Electronically stored information is increasing exponentially, and bills from law firms and discovery vendors to deal with this vast sea of data escalate significantly each year. Jason Baron, the director of litigation at the National Archives and Records Administration, believes that ESI is growing so fast that even with unlimited funds and human resources it will soon be impossible for humans to review these large document populations.[FOOTNOTE 1] Still, lawyers faced with potential malpractice claims and sanctions are loath to try new methods for handling the problem. It is time for change.
The traditional means used by litigators to address ESI is the application of keywords and Boolean search terms to identify relevant and non-privileged materials.[FOOTNOTE 2] While acknowledging that this method is unquestionably deficient, a recent article published in this publication concluded that "the available evidence suggests that keyword and Boolean searches remain the state of the art and the most appropriate search technology for most cases."[FOOTNOTE 3] We agree that, in a perfect world, if the parties can nevertheless meet and confer, and agree upon keywords to reduce the population to manageable proportions, the traditional judgmental method can be made to work.

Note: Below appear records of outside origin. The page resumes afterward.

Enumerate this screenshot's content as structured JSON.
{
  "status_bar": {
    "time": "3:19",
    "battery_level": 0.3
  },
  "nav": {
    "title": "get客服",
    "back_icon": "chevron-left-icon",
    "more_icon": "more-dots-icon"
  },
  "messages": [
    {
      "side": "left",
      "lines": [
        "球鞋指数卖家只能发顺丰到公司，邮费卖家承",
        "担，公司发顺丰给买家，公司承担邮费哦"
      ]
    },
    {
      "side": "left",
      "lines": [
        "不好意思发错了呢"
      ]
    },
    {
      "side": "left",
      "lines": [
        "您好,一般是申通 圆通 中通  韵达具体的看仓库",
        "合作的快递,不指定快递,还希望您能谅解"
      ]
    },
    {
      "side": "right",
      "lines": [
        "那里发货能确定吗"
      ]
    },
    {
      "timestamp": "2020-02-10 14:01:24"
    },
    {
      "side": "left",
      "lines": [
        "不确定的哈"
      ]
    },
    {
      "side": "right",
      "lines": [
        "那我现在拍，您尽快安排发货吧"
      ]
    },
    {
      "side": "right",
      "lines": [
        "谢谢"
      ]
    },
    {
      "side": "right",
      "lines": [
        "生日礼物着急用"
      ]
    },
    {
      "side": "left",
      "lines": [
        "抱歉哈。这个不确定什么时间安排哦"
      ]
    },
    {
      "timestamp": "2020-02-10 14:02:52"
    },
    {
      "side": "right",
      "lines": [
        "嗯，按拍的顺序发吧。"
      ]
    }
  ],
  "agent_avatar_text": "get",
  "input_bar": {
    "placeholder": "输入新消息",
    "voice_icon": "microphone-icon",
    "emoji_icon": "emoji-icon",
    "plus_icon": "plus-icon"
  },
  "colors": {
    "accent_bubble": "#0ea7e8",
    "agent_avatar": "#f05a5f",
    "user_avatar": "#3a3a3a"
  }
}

However, this is an imperfect world where plaintiffs and defendants do not always agree, and are not always equally motivated, to reduce costs. In fact, it is often quite the opposite. Moreover, even where the sides use judgmental sampling to agree upon keywords, the costs nevertheless usually remain too high.
THE JUDGMENTAL APPROACH
The judgmental approach to keywords ultimately fails because of "recall" and "precision." "Recall" measures how completely a process captures target data. "Precision" measures efficiency - the amount of irrelevant data captured along with the target data. Keywords, as judgmentally used by lawyers, recall too little, while capturing much that is irrelevant. An early landmark empirical study by David Blair and M.E. Maron[FOOTNOTE 4] showed that while lawyers thought they were retrieving about 75 percent of the relevant data, the true results were more like 20 percent. A subsequent study, conducted by the Text REtrieval Conference,[FOOTNOTE 5] confirmed this result, finding that only 22 percent of relevant documents were recalled using keyword search techniques, as opposed to approximately 78 percent found by other search techniques.[FOOTNOTE 6] Many lawyers will also tell you that it is common for reviewers to find only 10 to 40 percent of the recalled documents to be relevant, meaning lawyers are reading mostly junk.